3. Painful ophthalmoplegia: also known as Tolosa-Hunt syndrome. It is an inflammatory disease characterized by headache and ophthalmoplegia, involving idiopathic eyelids and cavernous sinus. The cause may be non-specific inflammation of the intracranial internal carotid artery, and may also involve the cavernous sinus. Often manifested as intractable pain and tingling after the ball and periorbital, double vision after several days or weeks, and may have neurological involvement in III, IV, VI, recurring after several months. Angiography was performed to rule out internal carotid aneurysms. Corticosteroid treatment is effective.
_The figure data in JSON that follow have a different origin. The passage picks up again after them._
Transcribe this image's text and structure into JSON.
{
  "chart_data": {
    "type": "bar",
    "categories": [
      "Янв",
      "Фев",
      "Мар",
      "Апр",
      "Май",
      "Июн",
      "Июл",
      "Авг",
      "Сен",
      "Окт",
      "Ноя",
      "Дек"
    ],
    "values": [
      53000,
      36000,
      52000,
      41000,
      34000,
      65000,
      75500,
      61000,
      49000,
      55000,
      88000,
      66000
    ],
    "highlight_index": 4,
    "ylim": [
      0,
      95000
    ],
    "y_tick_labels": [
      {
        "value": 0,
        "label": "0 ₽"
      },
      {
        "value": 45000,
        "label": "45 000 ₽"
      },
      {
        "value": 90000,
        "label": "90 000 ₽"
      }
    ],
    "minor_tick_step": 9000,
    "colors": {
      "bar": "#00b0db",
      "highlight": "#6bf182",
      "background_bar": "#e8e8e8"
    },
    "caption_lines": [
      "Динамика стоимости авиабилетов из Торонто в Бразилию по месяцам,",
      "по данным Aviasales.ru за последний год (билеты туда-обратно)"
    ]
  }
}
4. Headache caused by intracranial space occupation: early in the occupation, headache can be heavy for intermittent or morning, but with the development of the disease. More persistent headache, progressive exacerbation, symptoms and signs of intracranial hypertension, such as headache, nausea, vomiting, optic disc edema, and focal symptoms and signs, such as mental changes, hemiplegia, aphasia, partial sensation Obstacle, convulsions, hemianopia, ataxia, nystagmus, etc., typical identification is not difficult. However, it should be noted that there are also migraine manifestations of more than a decade, and finally diagnosed as a giant hemangioma.

5. Vascular headache: such as hypertension or hypotension, unruptured intracranial aneurysm or arteriovenous malformation, chronic subdural hematoma, etc. may have migraine-like headache, some cases have localized neurological signs, seizures or recognition Known dysfunction, brain CT, MRI and DSA can show lesions.